Professional ratings
Review scores
| Source | Rating |
| AllMusic | Star |

==Commercial performance==
The album debuted at number 58 on the Billboard 200, making it Menzel's first album to debut on this chart. The album also peaked at number 54 on the UK Albums Chart. The single "Gorgeous" reached number 3 on Billboards Hot Dance Club Songs chart for the chart week of March 15, 2008, and "Brave" charted at #19 on the Adult Contemporary chart.

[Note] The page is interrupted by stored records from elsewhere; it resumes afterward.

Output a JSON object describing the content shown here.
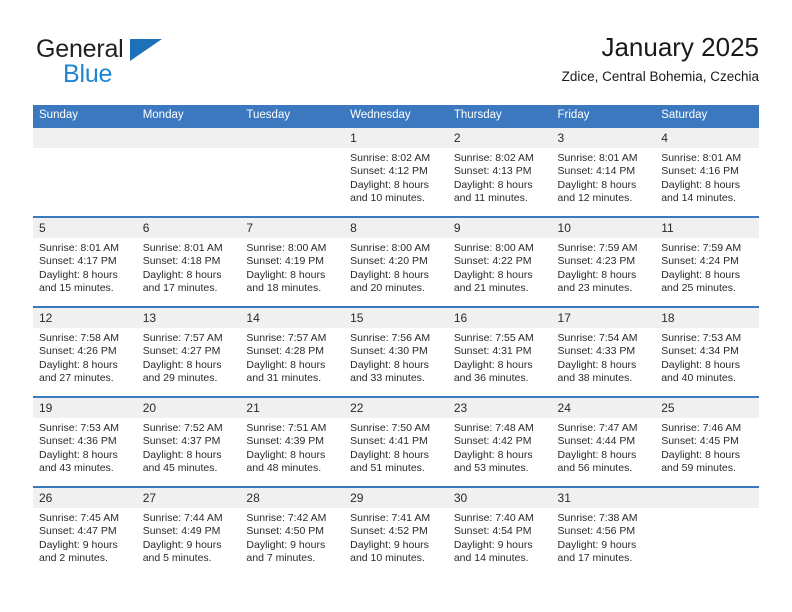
{
  "brand": {
    "name_top": "General",
    "name_bottom": "Blue",
    "triangle_color": "#1d71b8",
    "blue_text_color": "#1d86d0"
  },
  "header": {
    "title": "January 2025",
    "subtitle": "Zdice, Central Bohemia, Czechia"
  },
  "theme": {
    "header_row_bg": "#3b78c0",
    "daynum_bg": "#f0f0f0",
    "cell_bg": "#ffffff",
    "text_color": "#2a2a2a"
  },
  "weekdays": [
    "Sunday",
    "Monday",
    "Tuesday",
    "Wednesday",
    "Thursday",
    "Friday",
    "Saturday"
  ],
  "labels": {
    "sunrise_prefix": "Sunrise: ",
    "sunset_prefix": "Sunset: ",
    "daylight_prefix": "Daylight: "
  },
  "weeks": [
    [
      {
        "day": "",
        "lines": []
      },
      {
        "day": "",
        "lines": []
      },
      {
        "day": "",
        "lines": []
      },
      {
        "day": "1",
        "lines": [
          "Sunrise: 8:02 AM",
          "Sunset: 4:12 PM",
          "Daylight: 8 hours",
          "and 10 minutes."
        ]
      },
      {
        "day": "2",
        "lines": [
          "Sunrise: 8:02 AM",
          "Sunset: 4:13 PM",
          "Daylight: 8 hours",
          "and 11 minutes."
        ]
      },
      {
        "day": "3",
        "lines": [
          "Sunrise: 8:01 AM",
          "Sunset: 4:14 PM",
          "Daylight: 8 hours",
          "and 12 minutes."
        ]
      },
      {
        "day": "4",
        "lines": [
          "Sunrise: 8:01 AM",
          "Sunset: 4:16 PM",
          "Daylight: 8 hours",
          "and 14 minutes."
        ]
      }
    ],
    [
      {
        "day": "5",
        "lines": [
          "Sunrise: 8:01 AM",
          "Sunset: 4:17 PM",
          "Daylight: 8 hours",
          "and 15 minutes."
        ]
      },
      {
        "day": "6",
        "lines": [
          "Sunrise: 8:01 AM",
          "Sunset: 4:18 PM",
          "Daylight: 8 hours",
          "and 17 minutes."
        ]
      },
      {
        "day": "7",
        "lines": [
          "Sunrise: 8:00 AM",
          "Sunset: 4:19 PM",
          "Daylight: 8 hours",
          "and 18 minutes."
        ]
      },
      {
        "day": "8",
        "lines": [
          "Sunrise: 8:00 AM",
          "Sunset: 4:20 PM",
          "Daylight: 8 hours",
          "and 20 minutes."
        ]
      },
      {
        "day": "9",
        "lines": [
          "Sunrise: 8:00 AM",
          "Sunset: 4:22 PM",
          "Daylight: 8 hours",
          "and 21 minutes."
        ]
      },
      {
        "day": "10",
        "lines": [
          "Sunrise: 7:59 AM",
          "Sunset: 4:23 PM",
          "Daylight: 8 hours",
          "and 23 minutes."
        ]
      },
      {
        "day": "11",
        "lines": [
          "Sunrise: 7:59 AM",
          "Sunset: 4:24 PM",
          "Daylight: 8 hours",
          "and 25 minutes."
        ]
      }
    ],
    [
      {
        "day": "12",
        "lines": [
          "Sunrise: 7:58 AM",
          "Sunset: 4:26 PM",
          "Daylight: 8 hours",
          "and 27 minutes."
        ]
      },
      {
        "day": "13",
        "lines": [
          "Sunrise: 7:57 AM",
          "Sunset: 4:27 PM",
          "Daylight: 8 hours",
          "and 29 minutes."
        ]
      },
      {
        "day": "14",
        "lines": [
          "Sunrise: 7:57 AM",
          "Sunset: 4:28 PM",
          "Daylight: 8 hours",
          "and 31 minutes."
        ]
      },
      {
        "day": "15",
        "lines": [
          "Sunrise: 7:56 AM",
          "Sunset: 4:30 PM",
          "Daylight: 8 hours",
          "and 33 minutes."
        ]
      },
      {
        "day": "16",
        "lines": [
          "Sunrise: 7:55 AM",
          "Sunset: 4:31 PM",
          "Daylight: 8 hours",
          "and 36 minutes."
        ]
      },
      {
        "day": "17",
        "lines": [
          "Sunrise: 7:54 AM",
          "Sunset: 4:33 PM",
          "Daylight: 8 hours",
          "and 38 minutes."
        ]
      },
      {
        "day": "18",
        "lines": [
          "Sunrise: 7:53 AM",
          "Sunset: 4:34 PM",
          "Daylight: 8 hours",
          "and 40 minutes."
        ]
      }
    ],
    [
      {
        "day": "19",
        "lines": [
          "Sunrise: 7:53 AM",
          "Sunset: 4:36 PM",
          "Daylight: 8 hours",
          "and 43 minutes."
        ]
      },
      {
        "day": "20",
        "lines": [
          "Sunrise: 7:52 AM",
          "Sunset: 4:37 PM",
          "Daylight: 8 hours",
          "and 45 minutes."
        ]
      },
      {
        "day": "21",
        "lines": [
          "Sunrise: 7:51 AM",
          "Sunset: 4:39 PM",
          "Daylight: 8 hours",
          "and 48 minutes."
        ]
      },
      {
        "day": "22",
        "lines": [
          "Sunrise: 7:50 AM",
          "Sunset: 4:41 PM",
          "Daylight: 8 hours",
          "and 51 minutes."
        ]
      },
      {
        "day": "23",
        "lines": [
          "Sunrise: 7:48 AM",
          "Sunset: 4:42 PM",
          "Daylight: 8 hours",
          "and 53 minutes."
        ]
      },
      {
        "day": "24",
        "lines": [
          "Sunrise: 7:47 AM",
          "Sunset: 4:44 PM",
          "Daylight: 8 hours",
          "and 56 minutes."
        ]
      },
      {
        "day": "25",
        "lines": [
          "Sunrise: 7:46 AM",
          "Sunset: 4:45 PM",
          "Daylight: 8 hours",
          "and 59 minutes."
        ]
      }
    ],
    [
      {
        "day": "26",
        "lines": [
          "Sunrise: 7:45 AM",
          "Sunset: 4:47 PM",
          "Daylight: 9 hours",
          "and 2 minutes."
        ]
      },
      {
        "day": "27",
        "lines": [
          "Sunrise: 7:44 AM",
          "Sunset: 4:49 PM",
          "Daylight: 9 hours",
          "and 5 minutes."
        ]
      },
      {
        "day": "28",
        "lines": [
          "Sunrise: 7:42 AM",
          "Sunset: 4:50 PM",
          "Daylight: 9 hours",
          "and 7 minutes."
        ]
      },
      {
        "day": "29",
        "lines": [
          "Sunrise: 7:41 AM",
          "Sunset: 4:52 PM",
          "Daylight: 9 hours",
          "and 10 minutes."
        ]
      },
      {
        "day": "30",
        "lines": [
          "Sunrise: 7:40 AM",
          "Sunset: 4:54 PM",
          "Daylight: 9 hours",
          "and 14 minutes."
        ]
      },
      {
        "day": "31",
        "lines": [
          "Sunrise: 7:38 AM",
          "Sunset: 4:56 PM",
          "Daylight: 9 hours",
          "and 17 minutes."
        ]
      },
      {
        "day": "",
        "lines": []
      }
    ]
  ]
}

As of March 2014, the album has sold 80,000 copies in the United States.

==Track listing==
All songs written by Idina Menzel and Glen Ballard except where noted.

Standard edition
| No. | Title | Writer(s) | Length |
|---|---|---|---|
| 1. | "I Stand" |  | 3:40 |
| 2. | "Better to Have Loved" |  | 3:58 |
| 3. | "Brave" |  | 4:39 |
| 4. | "Gorgeous" | Menzel, Dave Bassett | 3:48 |
| 5. | "Where Do I Begin" |  | 3:27 |
| 6. | "Don't Let Me Down" | Peter-John Vettese, James Blunt | 3:43 |
| 7. | "I Feel Everything" |  | 3:12 |
| 8. | "Forever" | Menzel | 3:53 |
| 9. | "My Own Worst Enemy" |  | 4:34 |
| 10. | "Perfume and Promises" | Menzel, Vettese | 3:40 |

UK edition
| No. | Title | Writer(s) | Length |
|---|---|---|---|
| 11. | "Defying Gravity" | Stephen Schwartz | 3:46 |
| 12. | "God Give Me Strength" | Burt Bacharach, Elvis Costello | 4:05 |
| 13. | "Brave" (UK Mix) |  | 4:34 |
| 14. | "Gorgeous" (Craig C Master Mix) | Menzel, Bassett | 7:27 |

Special Edition bonus tracks
| No. | Title | Writer(s) | Length |
|---|---|---|---|
| 11. | "Let Me Fall" | Bethany Joy Lenz | 3:36 |
| 12. | "I Stand" (Acoustic version) |  | 3:04 |

iTunes bonus tracks
| No. | Title | Writer(s) | Length |
|---|---|---|---|
| 11. | "Brave" (Acoustic version) |  | 4:38 |
| 12. | "Defying Gravity" | Schwartz | 3:46 |

Barnes & Noble bonus track
| No. | Title | Writer(s) | Length |
|---|---|---|---|
| 11. | "Gorgeous" (Acoustic version) | Menzel, Bassett | 3:48 |

Borders bonus track
| No. | Title | Writer(s) | Length |
|---|---|---|---|
| 11. | "God Give Me Strength" | Bacharach, Costello | 4:05 |

==Personnel==
- Idina Menzel – vocals
- Glen Ballard – producer

Credits are adapted from the liner notes.